SOMERSET – A group of Somerset County leaders has successfully raised almost $20,000 for the repair of the century-old clock atop the dome of the Somerset County Courthouse.

Somerset County Commissioner John P. “Pat” Terlingo said on Thursday afternoon that approximately $18,000 has been raised from around 50 to 75 donors, both individuals and organizations, each of whom will have his, her or its name engraved on a plaque that will be installed in the courthouse.

The Somerset County Bar Association will donate $2,000 to put the fundraising effort, which had a goal of raising $20,000, over the top. The last day on which donations will be accepted is Saturday.

“I can’t begin to thank the folks from Somerset County and beyond, from Arizona, from wherever,” Terlingo said. “We actually had a number of donations from out-of-state people who originally grew up here in Somerset or in Somerset County. ... It was the generosity of a lot of people.”

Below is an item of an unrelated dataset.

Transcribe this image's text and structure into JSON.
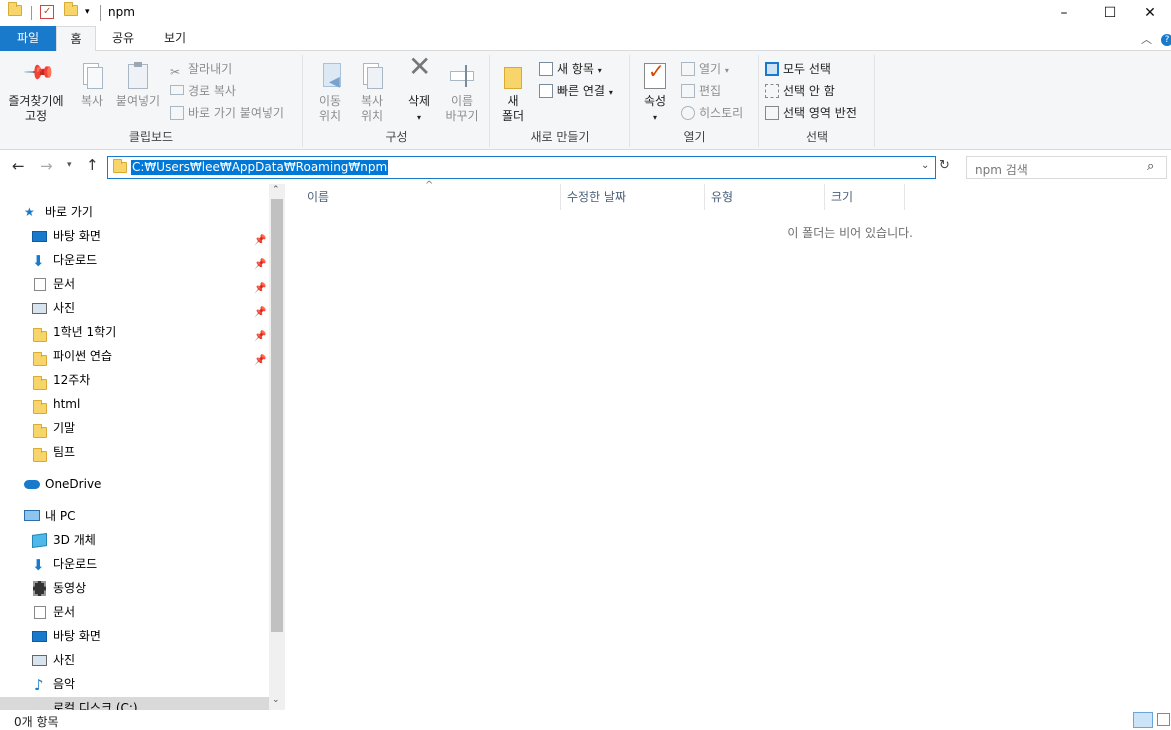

“There was no doubt in my mind,” Commissioner Gerald Walker added, “that the good people from Somerset County, now and from the past, were going to step up to the plate and make sure that there was enough money raised to take care of this project.”

Jon Barkman, a Somerset attorney and a member of the bar association’s legislative committee, said that the clock’s chimes, which have been silenced for at least a decade because key components are broken or outdated, are fondly remembered by many residents of the county seat. The clock itself has not functioned for at least the past four years.

“As kids, we didn’t need cellphones or anything else because it rang every hour,” Barkman, who grew up within a block or two of the courthouse, recalled. “If you were supposed to be home at 5, you couldn’t say, ‘I didn’t know what time it was!’ A lot of people have told me now that they miss the nostalgia of the hourly ringing of the clock.”

Matt Zatko, the vice president of the bar association, added that the courthouse, which is listed on the National Register of Historic Places, serves as a symbol for the borough and for the county.

“When you look at the Somerset Borough Police Department, their patch has the courthouse,” Zatko said. “When you look at so many organizations that identify with Somerset … the courthouse is integral. To not have the clock working properly was just something that wasn’t going to be acceptable. We had to make it right.”

Present at a press conference Thursday afternoon were Terlingo, Walker, Barkman and Zatko, as well as Carl Keiser and Gary Thomas, two Somerset residents with clock-repair experience who Terlingo said “played an integral part” in the project, and John Weir, of Wilson Creek Energy, which donated $500 toward the project.

Repairs are expected to begin “as soon as the weather breaks,” Terlingo said. Of the money raised, $8,000 will go to the Verdin Co., of Cincinnati, which will perform the repairs; around $1,200 to $1,500 will pay for the powder coating of the clock’s faces; and $8,000 to $10,000 will go into a fund earmarked for future maintenance.

Among the drivers of the project, Terlingo said, were the county commissioners and their office staff; Pamela Tokar-Ickes, director of the Community Foundation for the Alleghenies’ Somerset County Community Funds; Keiser and Thomas; Verdin Clock Co.; The Tribune-Democrat; and The Daily American, a newspaper based in Somerset.

Also key to the effort, the commissioner said, were each donor; the courthouse’s staff; the Community Foundation for the Alleghenies; the Somerset County Chamber of Commerce; Somerset Inc.; Judges D. Gregory Geary, Scott Bittner and Daniel W. Rullo, of the county Court of Common Pleas; Darr Construction, of Berlin; and “the good people of Somerset County.”

“This couldn’t have happened without a group effort,” he said. “If I missed anybody … it was an oversight.”